Does the company deploy assets into a high “grade” environment that results in high EROI, as in the case of many offshore wind assets? If so, then perhaps those investments, despite producing more expensive electricity, are sensible within the context of the regional grid with a diversified portfolio of power-generating assets. This is especially true when intermittent or variable resources represent less than 35% of the grid, a somewhat arbitrary line albeit one with some support as a tipping point for renewable generation grid integration cost inflection. These assets might be on the right tail of the cost curve, but that does not mean they cannot be sensible investments, especially given the bigger picture context in which they should be assessed.

Finally, this commentary is critical to understand when considering renewable energy developers. At the same time, it does not apply to the equipment manufacturers. While we like renewable energy development investments as a part of a larger business model and when properly located, most developers we have looked at do not fit that bill. Nevertheless, there is a government push to deploy, with ample incentives driving demand. As such, the obvious place to look for opportunities, especially at present, is up the supply chain at the equipment producers and the “picks and shovels” of the industry.

Footnotes

[1] We use “grade” throughout this piece instead of a capacity factor to draw the reader's attention to how similar renewable energy is to traditional extractive industries. Typically, “grade,” as we use it throughout this piece, would be roughly equivalent to the capacity factor, which is the term used to describe the actual electrical energy output of a generating device over a given period relative to the theoretical maximum electrical energy output over that period. We would note that one challenge with using the term capacity factor is that investors and those interested in renewables often talk about aggregated capacity factors, for example, the capacity factor of wind power in Texas or solar in Nevada. Although this makes more sense than discussing the average grade of, say, copper deposits in Chile, it is nevertheless a very imprecise way of discussing a critical variable to the three-dimensional sustainability of projects spread throughout geographic regions that, even in their relative similarity and small size can be quite large and quite diverse in the context of capacity factors.

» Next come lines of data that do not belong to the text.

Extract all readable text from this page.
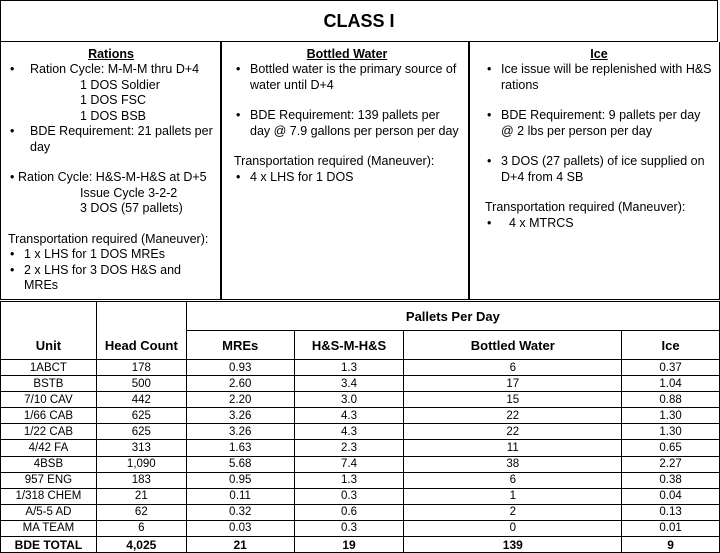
CLASS I
Rations
• Ration Cycle: M-M-M thru D+4
1 DOS Soldier
1 DOS FSC
1 DOS BSB
• BDE Requirement: 21 pallets per day
• Ration Cycle: H&S-M-H&S at D+5
Issue Cycle 3-2-2
3 DOS (57 pallets)

Transportation required (Maneuver):

• 1 x LHS for 1 DOS MREs
• 2 x LHS for 3 DOS H&S and MREs
Bottled Water
• Bottled water is the primary source of water until D+4
• BDE Requirement: 139 pallets per day @ 7.9 gallons per person per day

Transportation required (Maneuver):

• 4 x LHS for 1 DOS
Ice
• Ice issue will be replenished with H&S rations
• BDE Requirement: 9 pallets per day @ 2 lbs per person per day
• 3 DOS (27 pallets) of ice supplied on D+4 from 4 SB

Transportation required (Maneuver):

• 4 x MTRCS
Unit	Head Count	Pallets Per Day			
		MREs	H&S-M-H&S	Bottled Water	Ice
1ABCT	178	0.93	1.3	6	0.37
BSTB	500	2.60	3.4	17	1.04
7/10 CAV	442	2.20	3.0	15	0.88
1/66 CAB	625	3.26	4.3	22	1.30
1/22 CAB	625	3.26	4.3	22	1.30
4/42 FA	313	1.63	2.3	11	0.65
4BSB	1,090	5.68	7.4	38	2.27
957 ENG	183	0.95	1.3	6	0.38
1/318 CHEM	21	0.11	0.3	1	0.04
A/5-5 AD	62	0.32	0.6	2	0.13
MA TEAM	6	0.03	0.3	0	0.01
BDE TOTAL	4,025	21	19	139	9
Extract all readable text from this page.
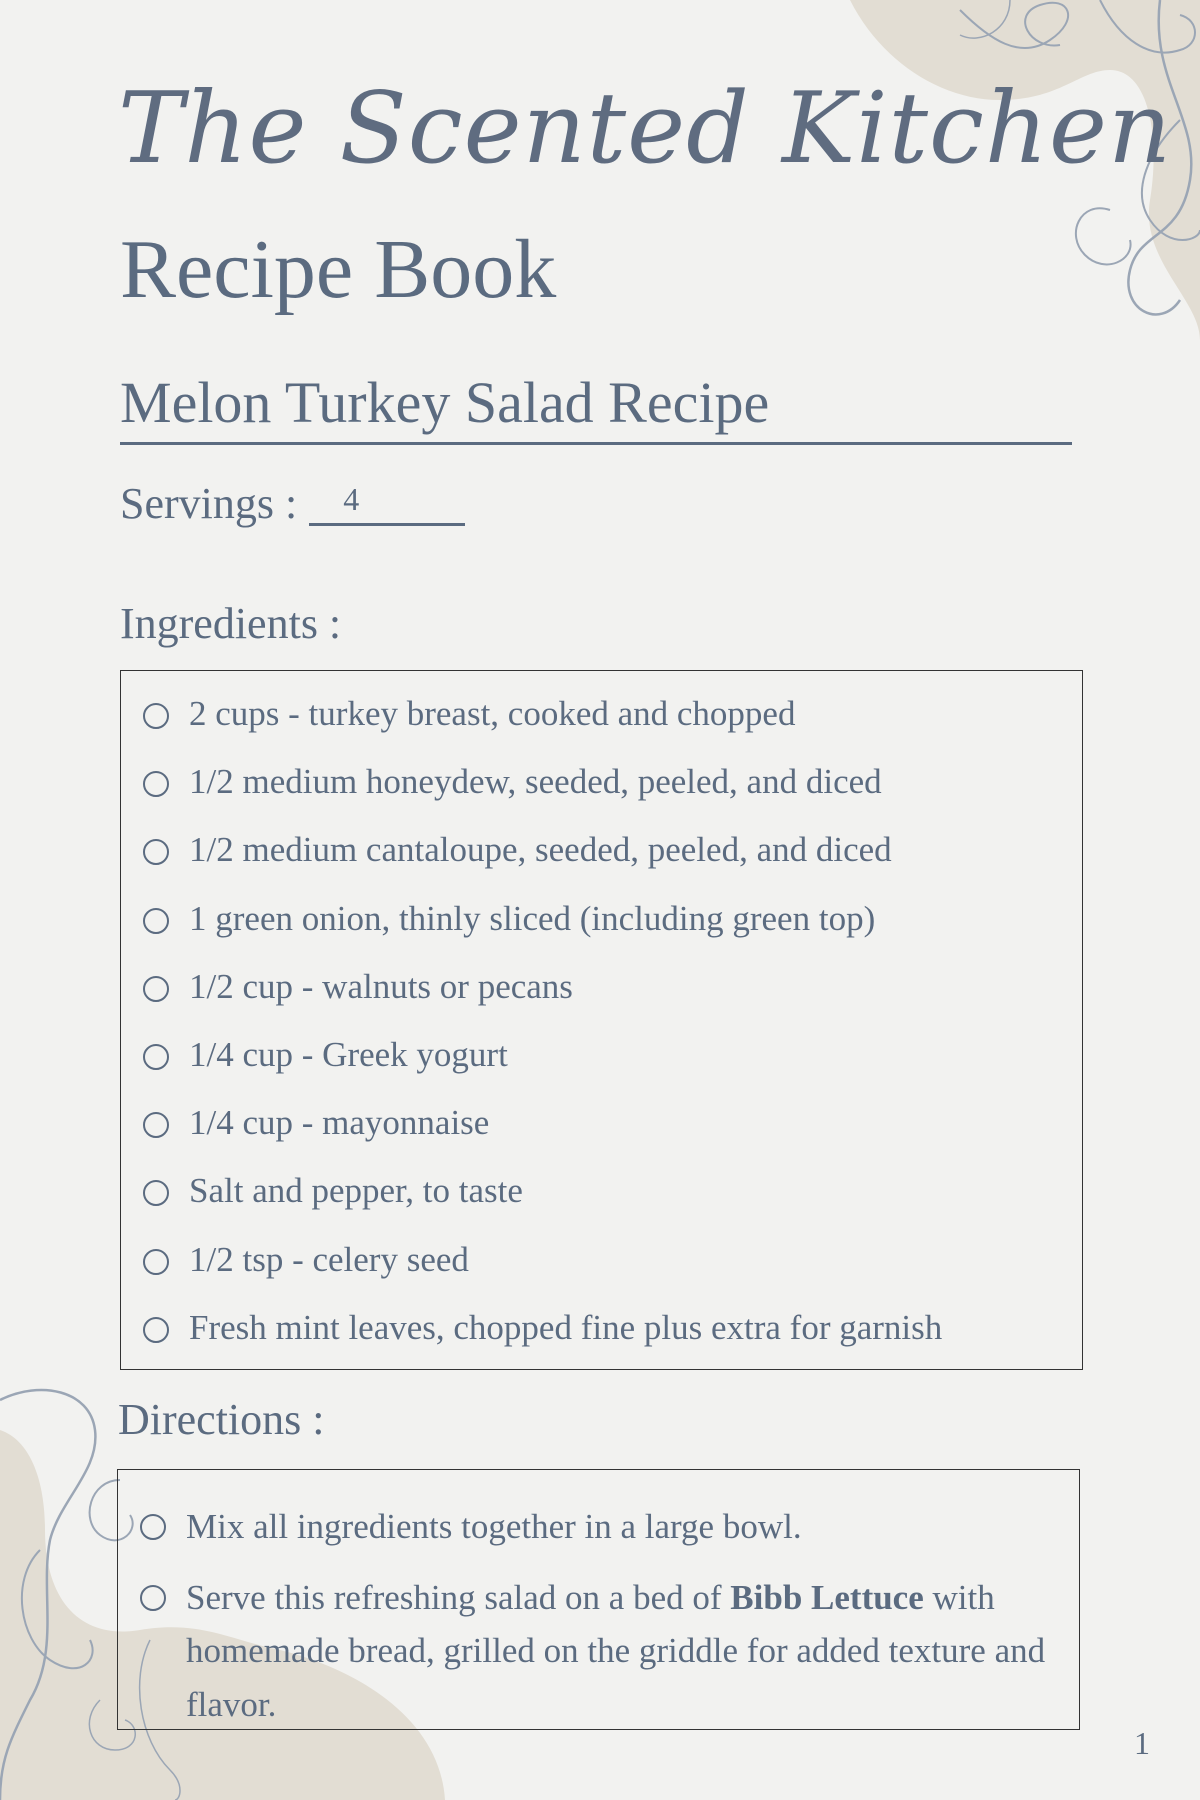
The Scented Kitchen
Recipe Book
Melon Turkey Salad Recipe
Servings :	4
Ingredients :
2 cups - turkey breast, cooked and chopped
1/2 medium honeydew, seeded, peeled, and diced
1/2 medium cantaloupe, seeded, peeled, and diced
1 green onion, thinly sliced (including green top)
1/2 cup - walnuts or pecans
1/4 cup - Greek yogurt
1/4 cup - mayonnaise
Salt and pepper, to taste
1/2 tsp - celery seed
Fresh mint leaves, chopped fine plus extra for garnish
Directions :
Mix all ingredients together in a large bowl.
Serve this refreshing salad on a bed of Bibb Lettuce with homemade bread, grilled on the griddle for added texture and flavor.
1
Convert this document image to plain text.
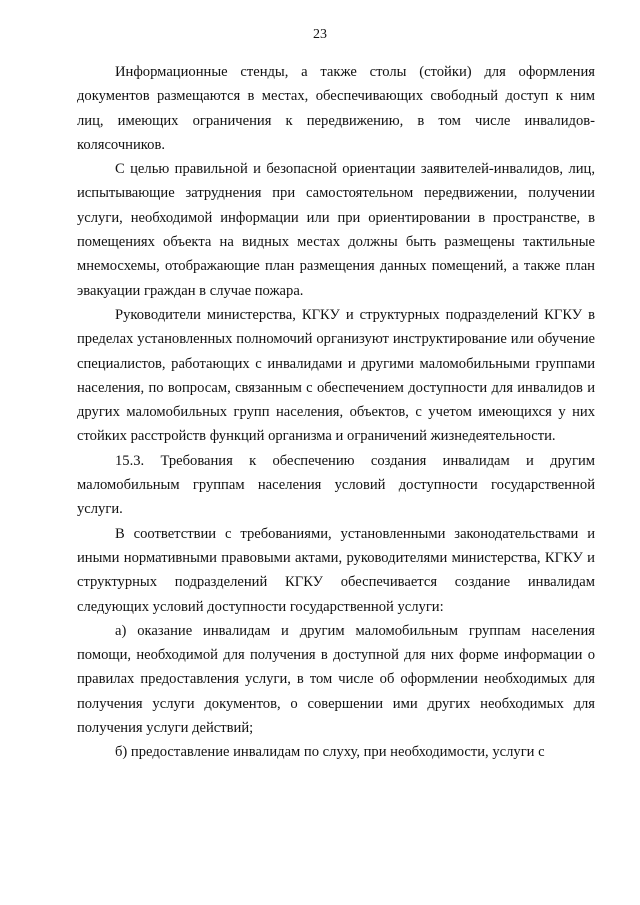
23

Информационные стенды, а также столы (стойки) для оформления документов размещаются в местах, обеспечивающих свободный доступ к ним лиц, имеющих ограничения к передвижению, в том числе инвалидов-колясочников.

С целью правильной и безопасной ориентации заявителей-инвалидов, лиц, испытывающие затруднения при самостоятельном передвижении, получении услуги, необходимой информации или при ориентировании в пространстве, в помещениях объекта на видных местах должны быть размещены тактильные мнемосхемы, отображающие план размещения данных помещений, а также план эвакуации граждан в случае пожара.

Руководители министерства, КГКУ и структурных подразделений КГКУ в пределах установленных полномочий организуют инструктирование или обучение специалистов, работающих с инвалидами и другими маломобильными группами населения, по вопросам, связанным с обеспечением доступности для инвалидов и других маломобильных групп населения, объектов, с учетом имеющихся у них стойких расстройств функций организма и ограничений жизнедеятельности.

15.3. Требования к обеспечению создания инвалидам и другим маломобильным группам населения условий доступности государственной услуги.

В соответствии с требованиями, установленными законодательствами и иными нормативными правовыми актами, руководителями министерства, КГКУ и структурных подразделений КГКУ обеспечивается создание инвалидам следующих условий доступности государственной услуги:

а) оказание инвалидам и другим маломобильным группам населения помощи, необходимой для получения в доступной для них форме информации о правилах предоставления услуги, в том числе об оформлении необходимых для получения услуги документов, о совершении ими других необходимых для получения услуги действий;

б) предоставление инвалидам по слуху, при необходимости, услуги с
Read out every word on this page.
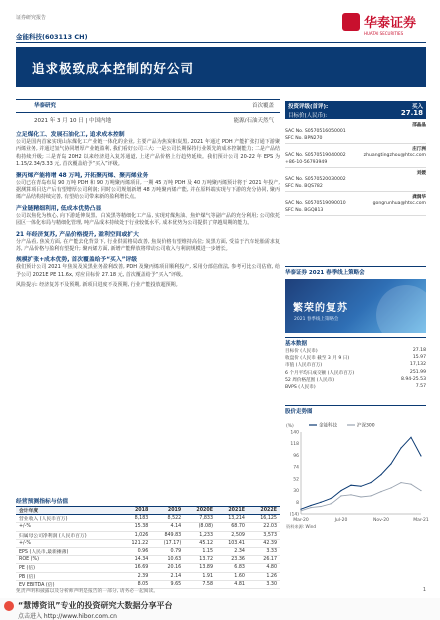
证券研究报告
金能科技(603113 CH)
华泰证券
HUATAI SECURITIES
追求极致成本控制的好公司
华泰研究	首次覆盖
2021 年 3 月 10 日 | 中国内地	能源/石油天然气
立足煤化工、发展石油化工, 追求成本控制
公司是国内首家实现山东煤化工产业链一体化的企业, 主要产品为焦炭和炭黑, 2021 年通过 PDH 产能扩张打通下游聚丙烯业务, 并通过氢气协同增厚产业链盈利, 我们看好公司三大: 一是公司长期保持行业领先的成本控制能力; 二是产品结构持续升级; 三是青岛 20H2 以来经济进入复苏通道, 上述产品价格上行趋势延续。我们预计公司 20-22 年 EPS 为 1.15/2.34/3.33 元, 首次覆盖给予“买入”评级。
聚丙烯产能将增 48 万吨, 开拓聚丙烯、聚丙烯业务
公司已在青岛布局 90 万吨 PDH 和 90 万吨聚丙烯项目, 一期 45 万吨 PDH 及 40 万吨聚丙烯预计将于 2021 年投产, 据测算项目达产后有望增厚公司利润; 同时公司规划新增 48 万吨聚丙烯产能, 并在原料端实现与下游的充分协同, 聚丙烯产品结构持续完善, 有望给公司带来新的盈利增长点。
产业链精细利用, 低成本优势凸显
公司以焦化为核心, 向下游延伸炭黑、白炭黑等精细化工产品, 实现对煤焦油、焦炉煤气等副产品的充分利用; 公司依托园区一体化布局与精细化管理, 吨产品成本持续处于行业较低水平, 成本优势为公司提供了穿越周期的能力。
21 年经济复苏, 产品价格提升, 盈利空间或扩大
分产品看, 焦炭方面, 在产能去化背景下, 行业供需格局改善, 焦炭价格有望维持高位; 炭黑方面, 受益于汽车轮胎需求复苏, 产品价格与盈利有望提升; 聚丙烯方面, 新增产能释放将带动公司收入与利润规模进一步增长。
规模扩张+成本优势, 首次覆盖给予“买入”评级
我们预计公司 2021 年焦炭及炭黑业务盈利改善, PDH 及聚丙烯项目顺利投产, 采用分部估值法, 参考可比公司估值, 给予公司 2021E PE 11.6x, 对应目标价 27.18 元, 首次覆盖给予“买入”评级。
风险提示: 经济复苏不及预期, 新项目进度不及预期, 行业产能投放超预期。
投资评级(首评):	买入
目标价(人民币):	27.18
邵晶晶
SAC No. S0570516050001
SFC No. BPN270
庄汀洲
SAC No. S0570519040002	zhuangtingzhou@htsc.com
+86-10-56793949
刘媛
SAC No. S0570520030002
SFC No. BQS782
龚润华
SAC No. S0570519090010	gongrunhua@htsc.com
SFC No. BGQ813
华泰证券 2021 春季线上策略会
繁荣的复苏
2021 春季线上策略会
基本数据
目标价 (人民币)	27.18
收盘价 (人民币 截至 3 月 9 日)	15.97
市值 (人民币百万)	17,132
6 个月平均日成交额 (人民币百万)	251.99
52 周价格范围 (人民币)	8.94-25.53
BVPS (人民币)	7.57
股价走势图
(%)
140
118
96
74
52
30
8
(14)
Mar-20	Jul-20	Nov-20	Mar-21
金能科技	沪深300
资料来源: Wind
经营预测指标与估值
会计年度	2018	2019	2020E	2021E	2022E
营业收入 (人民币百万)	8,183	8,522	7,833	13,214	16,125
+/-%	15.38	4.14	(8.08)	68.70	22.03
归属母公司净利润 (人民币百万)	1,026	849.83	1,233	2,509	3,573
+/-%	121.22	(17.17)	45.12	103.41	42.39
EPS (人民币,最新摊薄)	0.96	0.79	1.15	2.34	3.33
ROE (%)	14.34	10.63	13.72	23.36	26.17
PE (倍)	16.69	20.16	13.89	6.83	4.80
PB (倍)	2.39	2.14	1.91	1.60	1.26
EV EBITDA (倍)	8.05	9.65	7.58	4.81	3.30
免责声明和披露以及分析师声明是报告的一部分, 请务必一起阅读。	1
“慧博资讯”专业的投资研究大数据分享平台
点击进入 http://www.hibor.com.cn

[2] Every additional battery on the grid has decreased marginal value as its use scenarios become more critical and more seldom. This is easiest to understand in the extreme: imagine a scenario in which a city derives 100% of its power from renewables and has installed enough batteries on the grid to supply two weeks of power; the final battery installed to accomplish that goal is the most important, as it assures energy needs are met in the presence of a catastrophic energy shortfall, but it is also the least likely to be used and thus the least likely to generate any value. It becomes a battery and capital outlay that we hope never generates any value or return on investment.